Widerstand gegen Leistungsdruck:Immer später in die Schule

Neues Ganztagsschulgesetz

Der erste Schultag beginnt für immer mehr Kinder ein Jahr später.

(Foto: dpa)

Immer mehr Kinder in Bayern bleiben auf Wunsch der Eltern ein Jahr länger im Kindergarten. Auffällig ist auch, dass jedes Jahr fast doppelt so viele Jungen wie Mädchen zurückgestellt werden. Doch ist das wirklich gut?

Von Tina Baier

Immer mehr Eltern in Bayern schicken ihre Kinder ein Jahr später in die Schule, als es eigentlich vorgesehen ist.
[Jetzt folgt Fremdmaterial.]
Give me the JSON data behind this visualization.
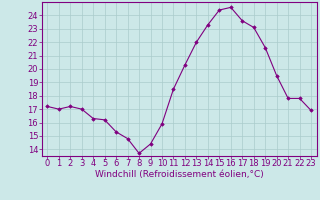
{
  "x": [
    0,
    1,
    2,
    3,
    4,
    5,
    6,
    7,
    8,
    9,
    10,
    11,
    12,
    13,
    14,
    15,
    16,
    17,
    18,
    19,
    20,
    21,
    22,
    23
  ],
  "y": [
    17.2,
    17.0,
    17.2,
    17.0,
    16.3,
    16.2,
    15.3,
    14.8,
    13.7,
    14.4,
    15.9,
    18.5,
    20.3,
    22.0,
    23.3,
    24.4,
    24.6,
    23.6,
    23.1,
    21.6,
    19.5,
    17.8,
    17.8,
    16.9
  ],
  "line_color": "#800080",
  "marker": "D",
  "marker_size": 1.8,
  "bg_color": "#cce8e8",
  "grid_color": "#aacccc",
  "xlabel": "Windchill (Refroidissement éolien,°C)",
  "xlabel_color": "#800080",
  "tick_color": "#800080",
  "spine_color": "#800080",
  "ylim": [
    13.5,
    25.0
  ],
  "yticks": [
    14,
    15,
    16,
    17,
    18,
    19,
    20,
    21,
    22,
    23,
    24
  ],
  "xlim": [
    -0.5,
    23.5
  ],
  "xticks": [
    0,
    1,
    2,
    3,
    4,
    5,
    6,
    7,
    8,
    9,
    10,
    11,
    12,
    13,
    14,
    15,
    16,
    17,
    18,
    19,
    20,
    21,
    22,
    23
  ],
  "tick_fontsize": 6,
  "xlabel_fontsize": 6.5
}
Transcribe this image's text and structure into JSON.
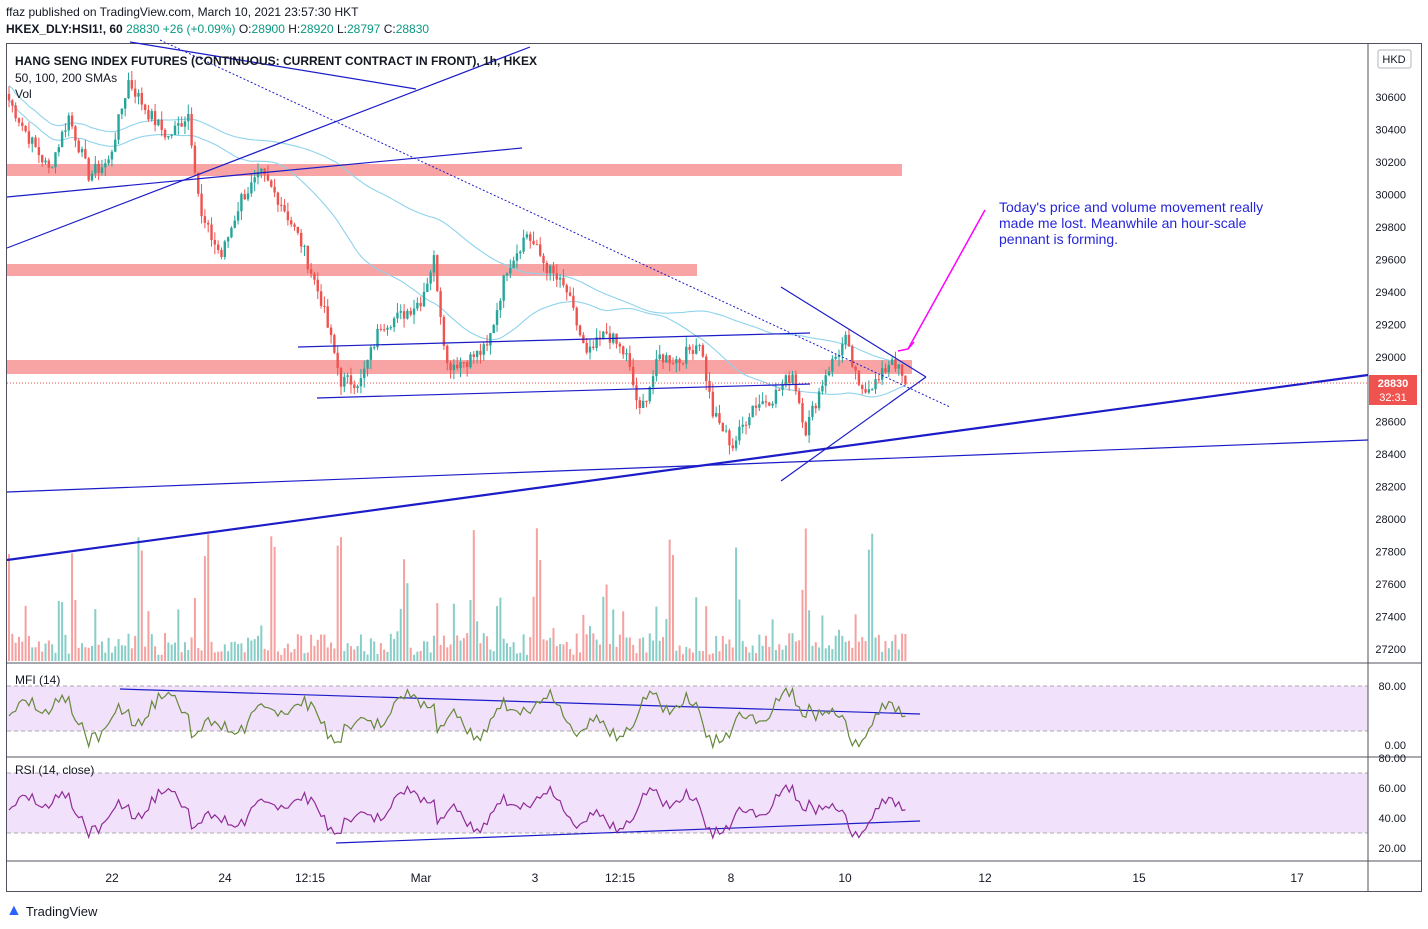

Aus einer Antwort des Kultusministeriums auf eine Anfrage der Grünen geht hervor, dass die sogenannten Rückstellungen in den vergangenen fünf Jahren stark zugenommen haben. Als zurückgestellt gelten alle Kinder, die nach den Sommerferien nicht in die Schule kommen, obwohl sie bis zum 30. September sechs Jahre alt werden und damit eigentlich schulpflichtig sind.

Nach der Statistik des Kultusministeriums gingen im Schuljahr 2009/2010 in Bayern 9666 Kinder ein Jahr länger in den Kindergarten. 2013/2014 waren es schon 12 427. Und das, obwohl die Anzahl der Schulanfänger im selben Zeitraum kontinuierlich abgenommen hat. Auffällig ist auch, dass jedes Jahr fast doppelt so viele Jungen wie Mädchen zurückgestellt werden.

Nach Ansicht von Simone Strohmayr, Bildungspolitikerin der SPD, reagierten die Eltern mit einer Art Gegenbewegung auf den Geschwindigkeitswahn im bayerischen Bildungssystem, der schon in der Grundschule anfange und sich bis zum "Turbo-Abitur" im achtstufigen Gymnasium durchziehe. "Die Eltern sind verunsichert", sagt sie.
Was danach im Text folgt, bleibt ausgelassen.